For divorced entered after December 31, 2018, there has been a profound change in the tax law relating to spousal support and alimony.
For divorces entered before January 1, 2019, spousal support or alimony was tax deductible on the payor’s federal tax return. The recipient of spousal support or alimony would have to claim his or her spousal support or alimony as taxable income on his or her federal tax return. This allowed the party who made more money to take a deduction at his or her higher tax bracket and the party receiving alimony to pay taxes at his or her lower tax bracket. Someone who paid $1,000 per month in alimony who had a marginal tax bracket of 25% would be able to deduct the $1,000 per month and save $250 per month in taxes. Conversely, someone who received $1,000 in alimony who had a marginal tax bracket of 25% would have to pay $250 per month in taxes.

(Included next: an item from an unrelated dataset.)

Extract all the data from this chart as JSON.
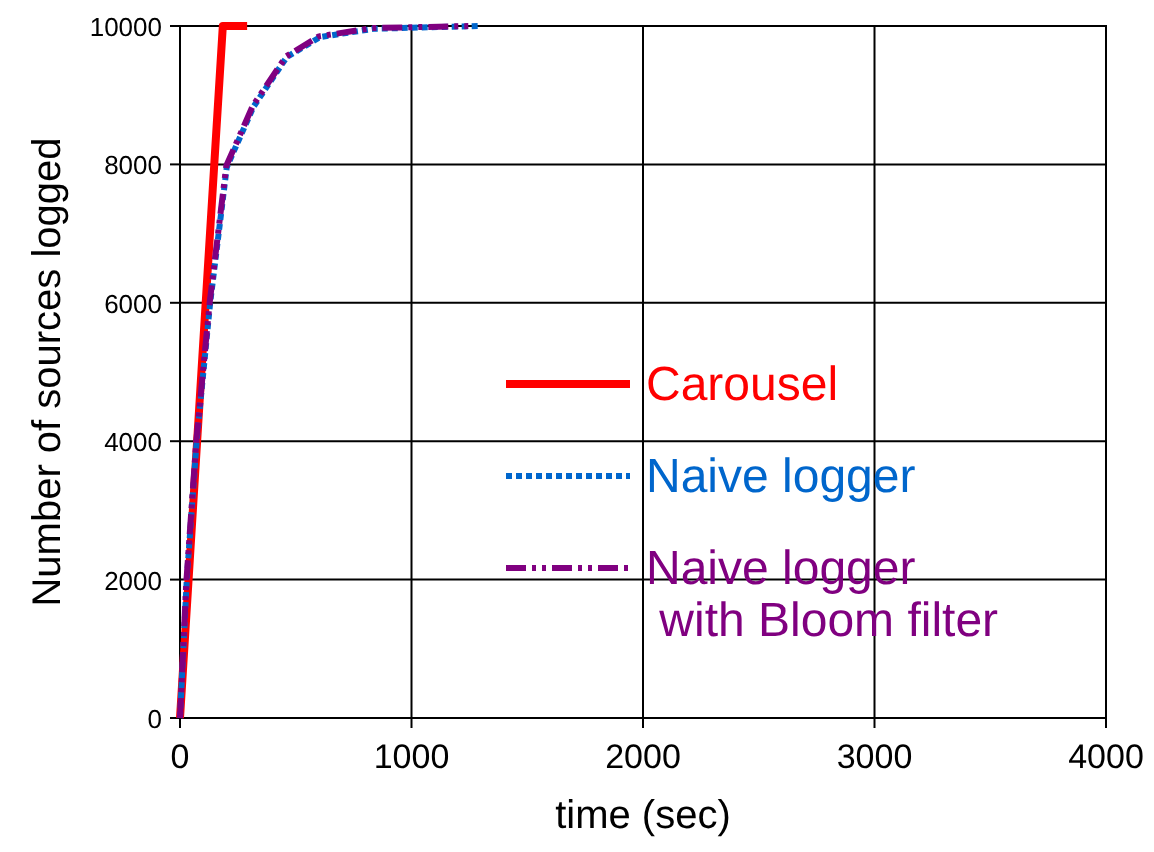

Given that this change in the tax law is so recent, it is not yet clear what the effect will be on the amount of alimony and spousal support a court award now that it is no longer tax deductible to the payor or taxable income to the payee. It could mean that the alimony or spousal support amounts could be less than under the previous tax law. Before the change in the tax law, the person seeking alimony could argue and present evidence that the payor would get a tax break on the alimony he or she pays. This meant that the court might award higher alimony, knowing that the payor would get a tax break. Under the new law, the person seeking alimony will not be able to argue that the payor will receive a tax break and therefore should pay higher alimony.